Потом они еще долго лежали обнявшись и нежно беседовали. Роб рассказывал ей об Исфагане и Яхуддийе, о медресе и больнице при ней, об Ибн Сине. А еще о своих друзьях – мусульманине и еврее, Мирдине и Кариме.

– У них есть жены?

– У Мирдина жена, а у Карима просто уйма женщин.

Уснули они крепко обнявшись.

С первыми робкими проблесками зари Роба разбудили скрип седел, неторопливый перестук копыт по дорожной пыли, чей-то хриплый кашель, разговоры всадников.

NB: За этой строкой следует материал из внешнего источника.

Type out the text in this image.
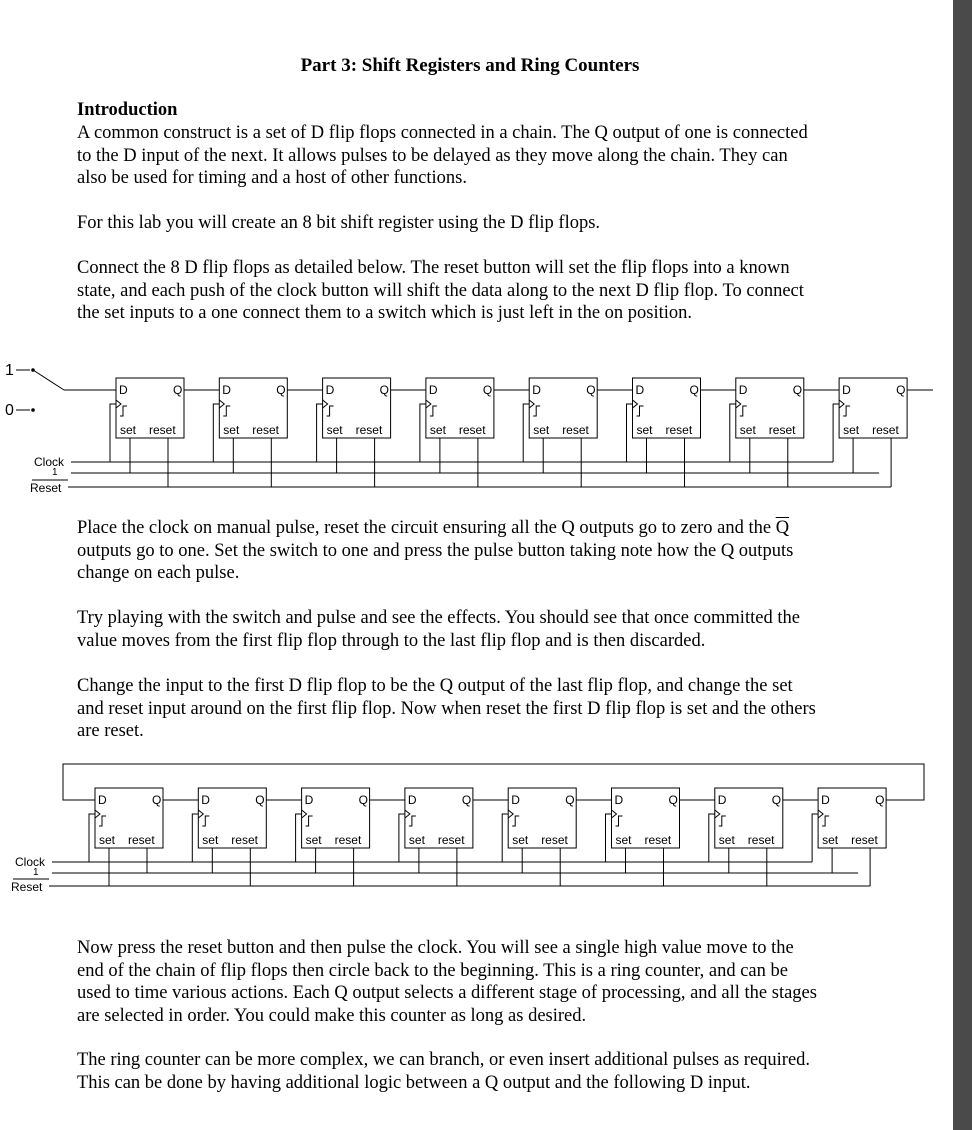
Part 3: Shift Registers and Ring Counters
Introduction
A common construct is a set of D flip flops connected in a chain. The Q output of one is connected
to the D input of the next. It allows pulses to be delayed as they move along the chain. They can
also be used for timing and a host of other functions.
For this lab you will create an 8 bit shift register using the D flip flops.
Connect the 8 D flip flops as detailed below. The reset button will set the flip flops into a known
state, and each push of the clock button will shift the data along to the next D flip flop. To connect
the set inputs to a one connect them to a switch which is just left in the on position.
Clock
1
Reset
D	Q
set reset
D	Q
set reset
D	Q
set reset
D	Q
set reset
D	Q
set reset
D	Q
set reset
D	Q
set reset
D	Q
set reset
1
0
Place the clock on manual pulse, reset the circuit ensuring all the Q outputs go to zero and the $\overline{Q}$
outputs go to one. Set the switch to one and press the pulse button taking note how the Q outputs
change on each pulse.
Try playing with the switch and pulse and see the effects. You should see that once committed the
value moves from the first flip flop through to the last flip flop and is then discarded.
Change the input to the first D flip flop to be the Q output of the last flip flop, and change the set
and reset input around on the first flip flop. Now when reset the first D flip flop is set and the others
are reset.
Clock
1
Reset
D	Q
set reset
D	Q
set reset
D	Q
set reset
D	Q
set reset
D	Q
set reset
D	Q
set reset
D	Q
set reset
D	Q
set reset
Now press the reset button and then pulse the clock. You will see a single high value move to the
end of the chain of flip flops then circle back to the beginning. This is a ring counter, and can be
used to time various actions. Each Q output selects a different stage of processing, and all the stages
are selected in order. You could make this counter as long as desired.
The ring counter can be more complex, we can branch, or even insert additional pulses as required.
This can be done by having additional logic between a Q output and the following D input.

Роб обернулся и выглянул в просвет между кустами, за которыми они укрывались от чужих глаз. Мимо проезжало множество всадников. Лица свирепые, кривые сабли такие же, как у воинов шаха Ала, но луки другие, короче персидских. Одеты они были в изодранные рубахи, а тюрбаны, некогда белые, потемнели от пота и грязи. Исходивший от них смрад достиг спрятавшегося за кустами Роба, который с замиранием сердца ждал, когда одна из их лошадей заржет и выдаст их или же когда один из проезжающих бросит взгляд за кусты и увидит его самого и спящую рядом женщину.

Мелькнуло знакомое лицо – Роб узнал Хадад-хана, несдержанного сельджукского посла ко двору шаха Ала ад-Даулы.

Так, стало быть, сельджуки. А рядом с седовласым Хадад-ханом появился другой всадник, тоже знакомый Робу – мулла по имени Муса ибн Аббас, доверенный помощник имама Мирзы-абу-ль-Кандраси, персидского визиря.

Роб увидел затем шестерых других мулл, а воинов верхами насчитал девяносто шесть. Совершенно неизвестно, сколько их проехало здесь, пока он спал.

Ни его лошадь, ни вороной Мэри не заржали, не подали голоса, пока не проехал последний сельджук. Роб только тогда смог перевести дух, слушая, как затихают вдали голоса сельджуков и стук копыт их коней.

Он поцелуем разбудил свою жену, затем они, не теряя времени, свернули свой немудреный лагерь и отправились дальше в путь, ибо Роб увидел причину для того, чтобы спешить.

50. Чатыр

– Женился? – Карим посмотрел на Роба и усмехнулся.

– У тебя жена! Вот уж не думал, что ты последуешь моему совету! – воскликнул сияющий Мирдин. – А кто тебе ее сосватал?

– Никто. То есть, – поспешно исправил себя Роб, – был брачный договор еще больше года назад, но в силу он вступил только сейчас.

– И как же ее зовут? – поинтересовался Карим.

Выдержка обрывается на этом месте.